Perhaps the chief surprise of Freestyle – a show of work by young black artists at the Studio Museum in Harlem – is what’s not there. The powerful themes of racism and black identity do not make themselves felt in a particularly earnest, angry, weighty, or wounding manner. Even Rashid Johnson’s dramatic black-and-white photographs look more like an homage to the early depictions of racial suffering than a statement about present conditions. A casual observer might mistakenly conclude that “Freestyle” is a survey of the work of young artists in general, a few of whom happen to be black.

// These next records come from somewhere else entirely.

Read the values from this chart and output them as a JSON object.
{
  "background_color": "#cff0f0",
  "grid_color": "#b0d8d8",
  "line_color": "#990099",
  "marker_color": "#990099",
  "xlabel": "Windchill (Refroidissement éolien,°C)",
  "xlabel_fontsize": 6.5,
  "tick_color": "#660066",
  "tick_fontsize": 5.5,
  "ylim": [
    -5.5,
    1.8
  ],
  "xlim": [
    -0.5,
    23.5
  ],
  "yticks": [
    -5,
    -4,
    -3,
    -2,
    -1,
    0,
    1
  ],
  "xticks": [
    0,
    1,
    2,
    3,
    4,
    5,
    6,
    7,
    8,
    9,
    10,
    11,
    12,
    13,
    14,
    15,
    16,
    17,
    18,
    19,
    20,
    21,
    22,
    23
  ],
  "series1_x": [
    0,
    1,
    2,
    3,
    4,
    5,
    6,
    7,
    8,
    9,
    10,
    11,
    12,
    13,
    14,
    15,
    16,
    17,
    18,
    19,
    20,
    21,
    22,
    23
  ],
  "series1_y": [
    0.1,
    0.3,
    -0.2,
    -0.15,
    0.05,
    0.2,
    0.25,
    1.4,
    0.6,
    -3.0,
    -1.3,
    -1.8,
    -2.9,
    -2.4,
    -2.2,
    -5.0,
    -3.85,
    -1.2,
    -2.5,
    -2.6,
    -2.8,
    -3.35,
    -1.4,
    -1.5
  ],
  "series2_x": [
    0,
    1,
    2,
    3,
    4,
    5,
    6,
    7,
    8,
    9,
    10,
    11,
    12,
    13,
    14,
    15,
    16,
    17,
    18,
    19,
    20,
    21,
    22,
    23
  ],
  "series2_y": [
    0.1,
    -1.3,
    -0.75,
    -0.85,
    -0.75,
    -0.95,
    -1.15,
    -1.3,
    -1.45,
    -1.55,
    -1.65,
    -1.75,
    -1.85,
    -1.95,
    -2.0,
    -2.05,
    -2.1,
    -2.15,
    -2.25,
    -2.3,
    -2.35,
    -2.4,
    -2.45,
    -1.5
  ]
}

Organized by Thelma Golden, “Freestyle” is one of the first exhibits mounted by the Studio Museum under its new director, Lowery Stokes Sims. Both Sims and Golden are refugees from large New York institutions – the Met and the Whitney, respectively – and seem deter-mined to take advantage of what a small, nimble museum can do. Among other things, that means providing quick snapshots of evolving black culture. If this snapshot is accurate, many young black artists now prefer to be subtle, even oblique, about race. Others are satirists. In Defining Absence, Adia Millett, one of several artists who work with domestic themes, makes a mysterious dollhouse emptied of people; in one tidy room, there is an old Black Panther poster and a fussy tea set. Tana Hargest has invented the scabrously funny BNBN – Bitter Nigger Broadcast Network – which lampoons corporate media-think as much as it ridicules racism.

Quite a few artists make pictures laced with cartoonish or pop elements, as in John Bankston’s and David Huffman’s visual fables or the fantastical visions of Deborah Grant and Trenton Doyle Hancock. They’re part of a larger strain of art today, in which artists fashion private worlds from public detritus. According to Sanford Biggers, the “next America” will be “delineated more on the lines of economics than ethnicity.” In a small world, a video collaboration he made with Jennifer Zackin, he plays class against race, juxtaposing home movies from a middle-class Jewish and a middle-class black family. Both show the kids pounding on the piano and playing on the beach. There is no distinguishing difference between the two images except race. The work therefore forces even those who are not racists to see racially – in a new and disorienting way, as if race itself were becoming intertwined with nostalgia.